If I am a good treasurer, I will use the 80/20 rule and focus on the big numbers and then compare those big numbers to historical information to get a sense of the direction things are headed. I will want to look at the % variance and the real dollar variance (sometimes comparing small numbers can result in crazy variances). But it’s less about the raw numbers per se. I’m looking for the story, the trends.

When I arrived at GLAAD we had $360 in the bank. The balance sheet was ugly, to say the least. I was hell bent on telling a story regularly about our cash balance and ultimately our reserve – a story that new board members could learn when they arrived.

In our first few years, our cash reserve number was really bad. But it was a whole lot better than $360. And so I showed a bar graph at most every budget presentation so that new board members didn’t think, “She really doesn’t care about building a reserve” and instead compared where we were with where we’d been. A lonely number became an impressive story that spoke to the priority we were giving to our fiscal health.

RULE #3: DIVIDE

Another way to reveal the story in the numbers is to divide the lonely number by a total. The best example for our purposes is to think about a direct service organization and to think about “per person.”

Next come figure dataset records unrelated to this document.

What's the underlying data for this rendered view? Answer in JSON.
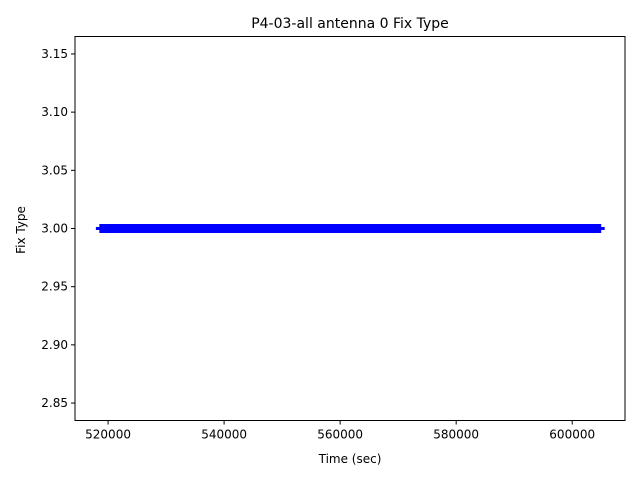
{
  "chart_data": {
    "type": "line",
    "title": "P4-03-all antenna 0 Fix Type",
    "xlabel": "Time (sec)",
    "ylabel": "Fix Type",
    "xlim": [
      514300,
      609100
    ],
    "ylim": [
      2.835,
      3.165
    ],
    "xticks": [
      520000,
      540000,
      560000,
      580000,
      600000
    ],
    "yticks": [
      2.85,
      2.9,
      2.95,
      3.0,
      3.05,
      3.1,
      3.15
    ],
    "ytick_labels": [
      "2.85",
      "2.90",
      "2.95",
      "3.00",
      "3.05",
      "3.10",
      "3.15"
    ],
    "grid": false,
    "series": [
      {
        "x": [
          517900,
          605600
        ],
        "y": [
          3.0,
          3.0
        ],
        "color": "#0000ff",
        "style": "thin"
      },
      {
        "x": [
          518500,
          605000
        ],
        "y": [
          3.0,
          3.0
        ],
        "color": "#0000ff",
        "style": "thick"
      }
    ]
  }
}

So I’m working with a client that wants to grow its budget by $200,000 to serve more kids – to double the number of kids they support in their state. Kids who need them and can’t get the services they really need. She wants to engage her board to rally around raising that new money.

It’s not a huge organization and so that $200K represents a 60% increase in their budget. Board members sweat bullets when they see increases like that.

A conversation about board engagement shifted when we started to divide. Turns out that to reach 60% more kids, that $200,000 worked out to be $1,400 per kid / year. When we met with the board and talked about the number $1,400, board members stopped sweating and they got excited and began to generate ideas of how to approach fundraising using the ‘per kid’ figure.

What numbers make your board sweat bullets and how might you divide to educate? Are they worried about overhead? I bet you could do some dividing and illustrate just how little you spend. That’s just one of many examples.

RULE #4: JOAN’S FRIENDLY AMENDMENT

After the financial statements are complete, the balance sheet need review, or the budget is ready for presentation, sit and write a 1-2 page narrative. The story the numbers tell. The headlines. The implications. The choices you are making as a result.

But here’s the catch. You can’t regurgitate all the numbers. In fact, you can only use numbers sparingly to illustrate the point in the story. The numbers are supporting detail for your story.

The bottom line is this. Far too few folks in nonprofit leadership have financial expertise. But this does not let them off the hook.

“I am not a numbers person” is a sentence you cannot and should not utter.

Everyone. Seriously. Everyone can be a numbers person.

And nonprofit leaders have to be numbers people. I hope these tools will change your mindset, decrease your anxiety, and eliminate your imposter syndrome around numbers.

Numbers have to make sense to you. So every time you see a balance sheet or income statement on a spreadsheet, go digging for the story they tell.